We have not talked about the criminals, and my colleague is doing that. These people are knowingly importing and selling drugs on the street, which do kill people. This bill would specifically target gangs and other criminal organizations by introducing tougher sentences for drug traffickers who would exploit the addictions of others for personal profit. Those who import and export these drugs should be brought to justice and should encounter increased mandatory minimums.
I listened to my Liberal colleague. All of a sudden the Liberals have this huge obsession that mandatory minimums are not good. However, mandatory minimums have been around almost as long as the Criminal Code. Probably half of the mandatory minimums were put in place by Liberal governments. For the Liberals to argue that mandatory minimums are always bad and that there are all these issues with mandatory minimums is absolutely ridiculous. They have put many of them in place.
The argument is that mandatory minimums are bad and they do not help. Getting criminals off the street, even if it is for two years, is two years where they are not out there putting fentanyl in drugs that are killing children.
The other thing the Liberals need to be held accountable for is that this is a mandatory minimum of somewhere between two years and life. This is not fettering the discretion of judges. It is saying that parliamentarians believe judges cannot go below two years, that there are no circumstances, ever, where less than two years is an appropriate sentence for someone who is potentially killing our children.

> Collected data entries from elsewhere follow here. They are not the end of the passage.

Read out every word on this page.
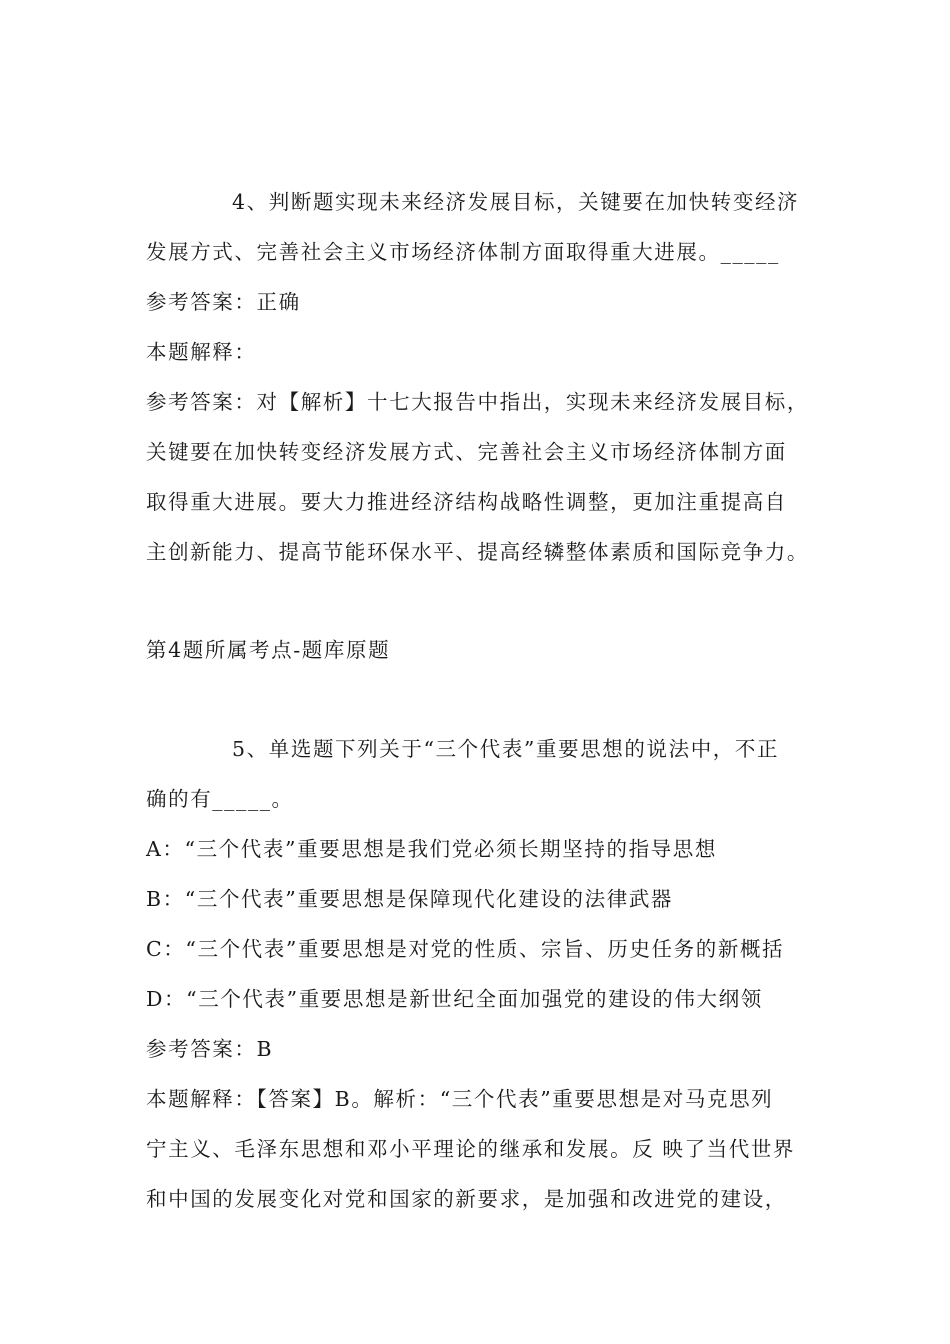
4、判断题实现未来经济发展目标，关键要在加快转变经济

发展方式、完善社会主义市场经济体制方面取得重大进展。_____

参考答案：正确

本题解释：

参考答案：对【解析】十七大报告中指出，实现未来经济发展目标，

关键要在加快转变经济发展方式、完善社会主义市场经济体制方面

取得重大进展。要大力推进经济结构战略性调整，更加注重提高自

主创新能力、提高节能环保水平、提高经辚整体素质和国际竞争力。

第4题所属考点-题库原题

5、单选题下列关于“三个代表”重要思想的说法中，不正

确的有_____。

A：“三个代表”重要思想是我们党必须长期坚持的指导思想

B：“三个代表”重要思想是保障现代化建设的法律武器

C：“三个代表”重要思想是对党的性质、宗旨、历史任务的新概括

D：“三个代表”重要思想是新世纪全面加强党的建设的伟大纲领

参考答案：B

本题解释：【答案】B。解析：“三个代表”重要思想是对马克思列

宁主义、毛泽东思想和邓小平理论的继承和发展。反 映了当代世界

和中国的发展变化对党和国家的新要求，是加强和改进党的建设，
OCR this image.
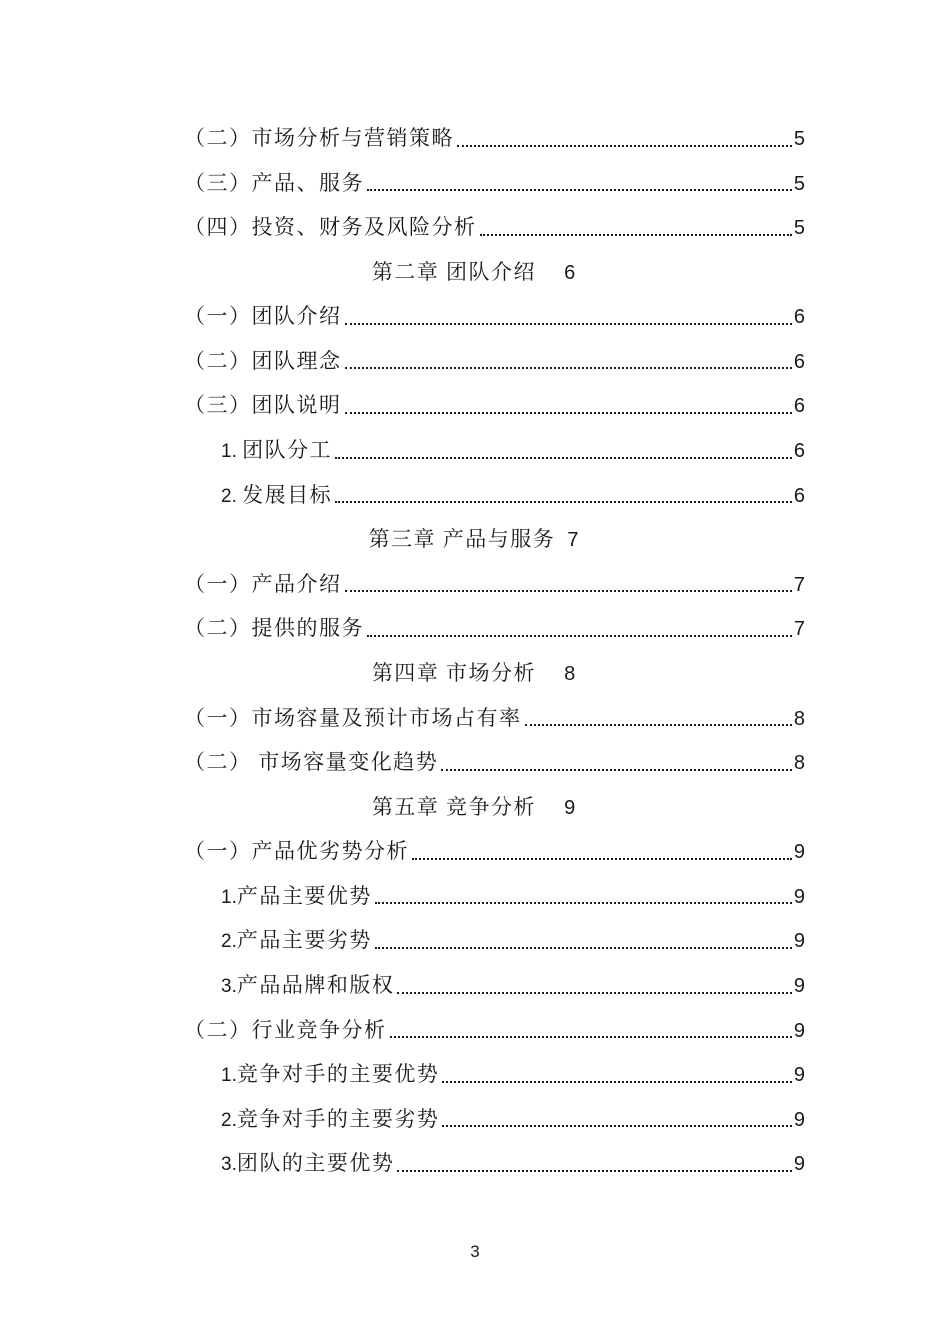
（二）市场分析与营销策略	5
（三）产品、服务	5
（四）投资、财务及风险分析	5
第二章 团队介绍 6
（一）团队介绍	6
（二）团队理念	6
（三）团队说明	6
1. 团队分工	6
2. 发展目标	6
第三章 产品与服务 7
（一）产品介绍	7
（二）提供的服务	7
第四章 市场分析 8
（一）市场容量及预计市场占有率	8
（二） 市场容量变化趋势	8
第五章 竞争分析 9
（一）产品优劣势分析	9
1. 产品主要优势	9
2. 产品主要劣势	9
3. 产品品牌和版权	9
（二）行业竞争分析	9
1. 竞争对手的主要优势	9
2. 竞争对手的主要劣势	9
3. 团队的主要优势	9
3
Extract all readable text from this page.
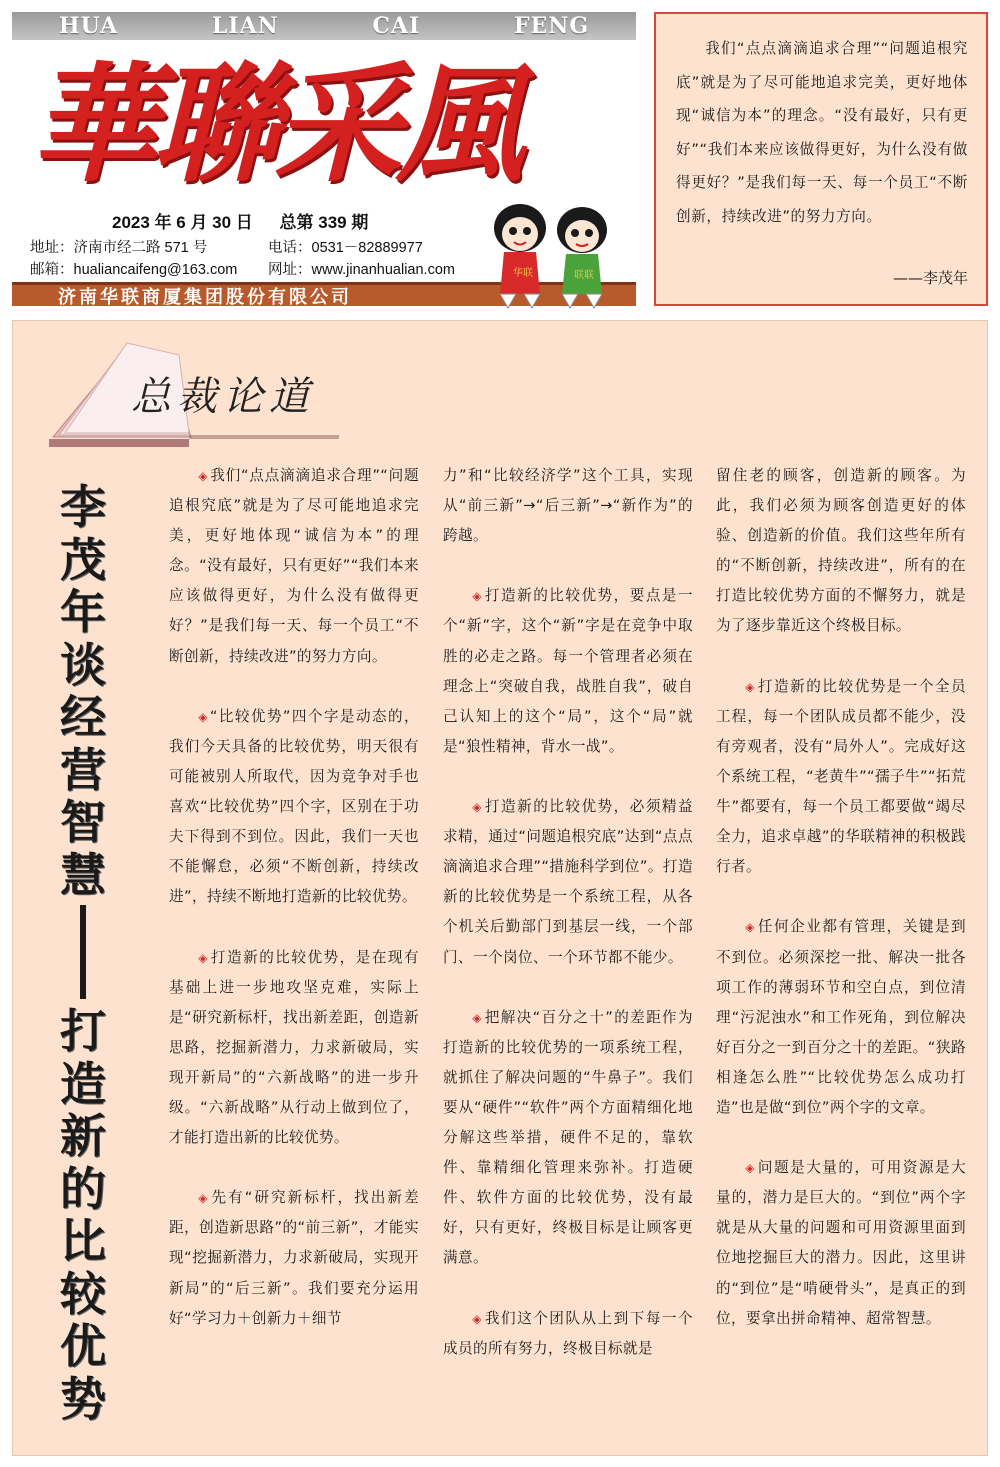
HUA	LIAN	CAI	FENG
華聯采風
2023 年 6 月 30 日 总第 339 期
地址：济南市经二路 571 号
邮箱：hualiancaifeng@163.com
电话：0531－82889977
网址：www.jinanhualian.com
济南华联商厦集团股份有限公司
华联	联联
我们“点点滴滴追求合理”“问题追根究底”就是为了尽可能地追求完美，更好地体现“诚信为本”的理念。“没有最好，只有更好”“我们本来应该做得更好，为什么没有做得更好？”是我们每一天、每一个员工“不断创新，持续改进”的努力方向。
——李茂年
总裁论道
李
茂
年
谈
经
营
智
慧
打
造
新
的
比
较
优
势

◈ 我们“点点滴滴追求合理”“问题追根究底”就是为了尽可能地追求完美，更好地体现“诚信为本”的理念。“没有最好，只有更好”“我们本来应该做得更好，为什么没有做得更好？”是我们每一天、每一个员工“不断创新，持续改进”的努力方向。

◈ “比较优势”四个字是动态的，我们今天具备的比较优势，明天很有可能被别人所取代，因为竞争对手也喜欢“比较优势”四个字，区别在于功夫下得到不到位。因此，我们一天也不能懈怠，必须“不断创新，持续改进”，持续不断地打造新的比较优势。

◈ 打造新的比较优势，是在现有基础上进一步地攻坚克难，实际上是“研究新标杆，找出新差距，创造新思路，挖掘新潜力，力求新破局，实现开新局”的“六新战略”的进一步升级。“六新战略”从行动上做到位了，才能打造出新的比较优势。

◈ 先有“研究新标杆，找出新差距，创造新思路”的“前三新”，才能实现“挖掘新潜力，力求新破局，实现开新局”的“后三新”。我们要充分运用好“学习力＋创新力＋细节

力”和“比较经济学”这个工具，实现从“前三新”→“后三新”→“新作为”的跨越。

◈ 打造新的比较优势，要点是一个“新”字，这个“新”字是在竞争中取胜的必走之路。每一个管理者必须在理念上“突破自我，战胜自我”，破自己认知上的这个“局”，这个“局”就是“狼性精神，背水一战”。

◈ 打造新的比较优势，必须精益求精，通过“问题追根究底”达到“点点滴滴追求合理”“措施科学到位”。打造新的比较优势是一个系统工程，从各个机关后勤部门到基层一线，一个部门、一个岗位、一个环节都不能少。

◈ 把解决“百分之十”的差距作为打造新的比较优势的一项系统工程，就抓住了解决问题的“牛鼻子”。我们要从“硬件”“软件”两个方面精细化地分解这些举措，硬件不足的，靠软件、靠精细化管理来弥补。打造硬件、软件方面的比较优势，没有最好，只有更好，终极目标是让顾客更满意。

◈ 我们这个团队从上到下每一个成员的所有努力，终极目标就是

留住老的顾客，创造新的顾客。为此，我们必须为顾客创造更好的体验、创造新的价值。我们这些年所有的“不断创新，持续改进”，所有的在打造比较优势方面的不懈努力，就是为了逐步靠近这个终极目标。

◈ 打造新的比较优势是一个全员工程，每一个团队成员都不能少，没有旁观者，没有“局外人”。完成好这个系统工程，“老黄牛”“孺子牛”“拓荒牛”都要有，每一个员工都要做“竭尽全力，追求卓越”的华联精神的积极践行者。

◈ 任何企业都有管理，关键是到不到位。必须深挖一批、解决一批各项工作的薄弱环节和空白点，到位清理“污泥浊水”和工作死角，到位解决好百分之一到百分之十的差距。“狭路相逢怎么胜”“比较优势怎么成功打造”也是做“到位”两个字的文章。

◈ 问题是大量的，可用资源是大量的，潜力是巨大的。“到位”两个字就是从大量的问题和可用资源里面到位地挖掘巨大的潜力。因此，这里讲的“到位”是“啃硬骨头”，是真正的到位，要拿出拼命精神、超常智慧。
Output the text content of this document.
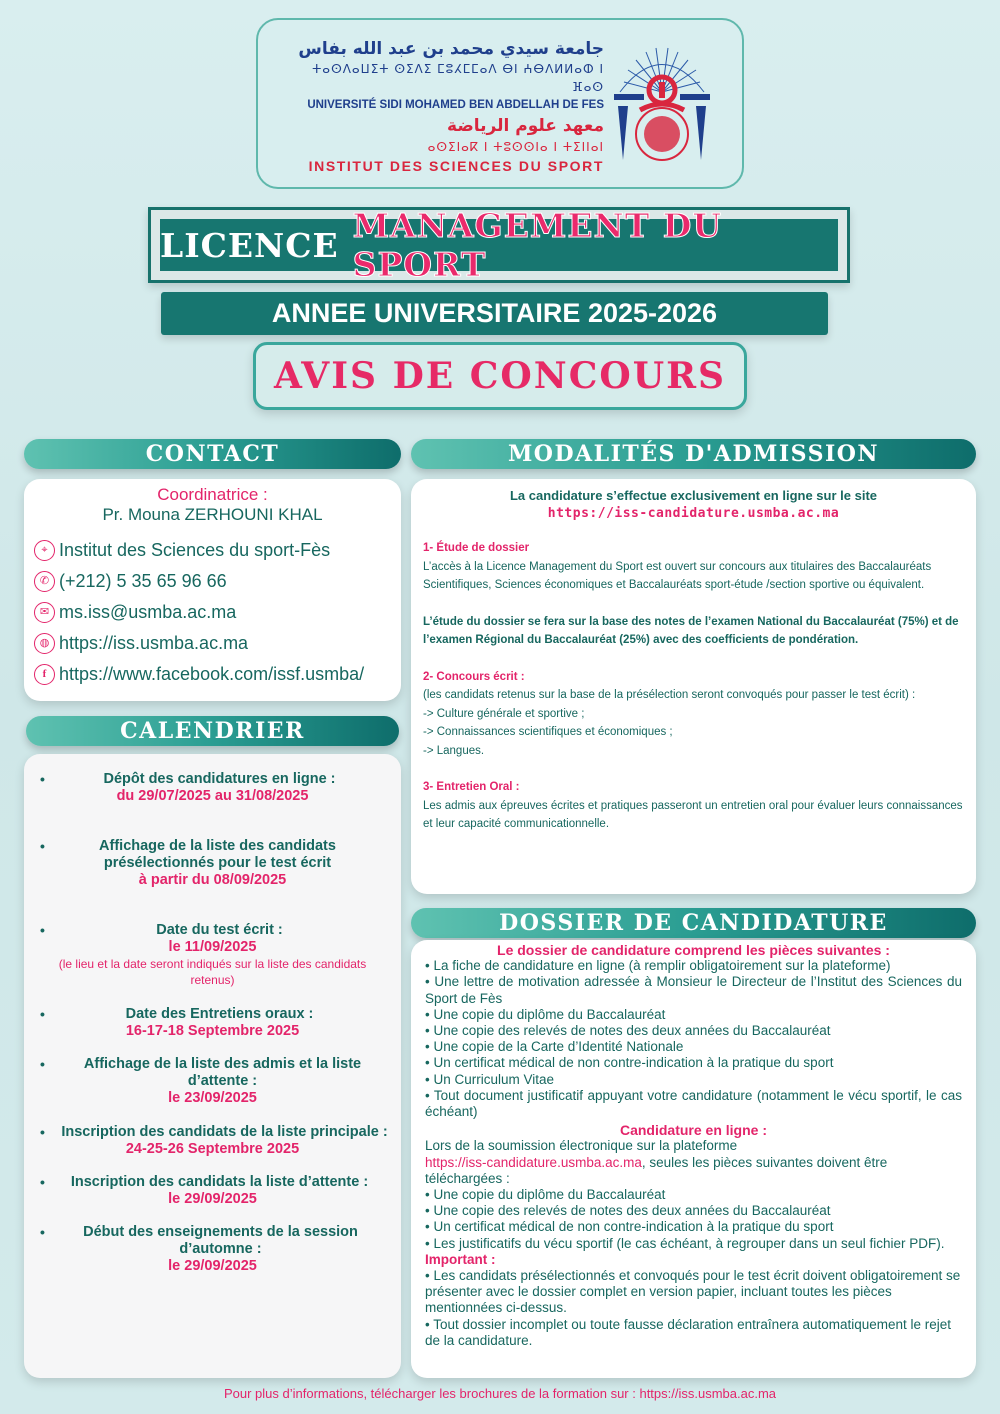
جامعة سيدي محمد بن عبد الله بفاس
ⵜⴰⵙⴷⴰⵡⵉⵜ ⵙⵉⴷⵉ ⵎⵓⵃⵎⵎⴰⴷ ⴱⵏ ⵄⴱⴷⵍⵍⴰⵀ ⵏ ⴼⴰⵙ
UNIVERSITÉ SIDI MOHAMED BEN ABDELLAH DE FES
معهد علوم الرياضة
ⴰⵙⵉⵏⴰⴽ ⵏ ⵜⵓⵙⵙⵏⴰ ⵏ ⵜⵉⵏⵏⴰⵏ
INSTITUT DES SCIENCES DU SPORT
LICENCE MANAGEMENT DU SPORT
ANNEE UNIVERSITAIRE 2025-2026
AVIS DE CONCOURS
CONTACT
Coordinatrice :
Pr. Mouna ZERHOUNI KHAL
⌖ Institut des Sciences du sport-Fès
✆ (+212) 5 35 65 96 66
✉ ms.iss@usmba.ac.ma
◍ https://iss.usmba.ac.ma
f https://www.facebook.com/issf.usmba/
CALENDRIER
•	Dépôt des candidatures en ligne :
du 29/07/2025 au 31/08/2025
•	Affichage de la liste des candidats présélectionnés pour le test écrit
à partir du 08/09/2025
•	Date du test écrit :
le 11/09/2025
(le lieu et la date seront indiqués sur la liste des candidats retenus)
•	Date des Entretiens oraux :
16-17-18 Septembre 2025
•	Affichage de la liste des admis et la liste d’attente :
le 23/09/2025
•	Inscription des candidats de la liste principale :
24-25-26 Septembre 2025
•	Inscription des candidats la liste d’attente :
le 29/09/2025
•	Début des enseignements de la session d’automne :
le 29/09/2025
MODALITÉS D'ADMISSION
La candidature s’effectue exclusivement en ligne sur le site
https://iss-candidature.usmba.ac.ma
1- Étude de dossier
L’accès à la Licence Management du Sport est ouvert sur concours aux titulaires des Baccalauréats Scientifiques, Sciences économiques et Baccalauréats sport-étude /section sportive ou équivalent.
L’étude du dossier se fera sur la base des notes de l’examen National du Baccalauréat (75%) et de l’examen Régional du Baccalauréat (25%) avec des coefficients de pondération.
2- Concours écrit :
(les candidats retenus sur la base de la présélection seront convoqués pour passer le test écrit) :
-> Culture générale et sportive ;
-> Connaissances scientifiques et économiques ;
-> Langues.
3- Entretien Oral :
Les admis aux épreuves écrites et pratiques passeront un entretien oral pour évaluer leurs connaissances et leur capacité communicationnelle.
DOSSIER DE CANDIDATURE
Le dossier de candidature comprend les pièces suivantes :
• La fiche de candidature en ligne (à remplir obligatoirement sur la plateforme)
• Une lettre de motivation adressée à Monsieur le Directeur de l’Institut des Sciences du Sport de Fès
• Une copie du diplôme du Baccalauréat
• Une copie des relevés de notes des deux années du Baccalauréat
• Une copie de la Carte d’Identité Nationale
• Un certificat médical de non contre-indication à la pratique du sport
• Un Curriculum Vitae
• Tout document justificatif appuyant votre candidature (notamment le vécu sportif, le cas échéant)
Candidature en ligne :
Lors de la soumission électronique sur la plateforme
https://iss-candidature.usmba.ac.ma, seules les pièces suivantes doivent être téléchargées :
• Une copie du diplôme du Baccalauréat
• Une copie des relevés de notes des deux années du Baccalauréat
• Un certificat médical de non contre-indication à la pratique du sport
• Les justificatifs du vécu sportif (le cas échéant, à regrouper dans un seul fichier PDF).
Important :
• Les candidats présélectionnés et convoqués pour le test écrit doivent obligatoirement se présenter avec le dossier complet en version papier, incluant toutes les pièces mentionnées ci-dessus.
• Tout dossier incomplet ou toute fausse déclaration entraînera automatiquement le rejet de la candidature.
Pour plus d’informations, télécharger les brochures de la formation sur : https://iss.usmba.ac.ma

It should be attempted murder. It could go as high as the maximum, jail for life, but, as parliamentarians, we are saying that for those who put fentanyl into drugs and sell them on the streets or bring them in with that purpose should go to jail for two years, at the absolute minimum. For the Liberals and the NDP to say that is not okay is absolutely appalling to me. They need to say that to the mothers and fathers, the families that have lost their children, that they do not think it will help and that they do not want to have a baseline of two years for these people to go to jail.
This is a reasonable bill. Canadians and Parliament have been saying forever that there is baseline for what is acceptable. For people importing drugs, lacing drugs, and selling those drugs on the streets, doing it knowing people can be killed, two years in jail as a mandatory minimum is simply not even enough. The fact that the Liberals and the NDP will not support the bill is absolutely shameful.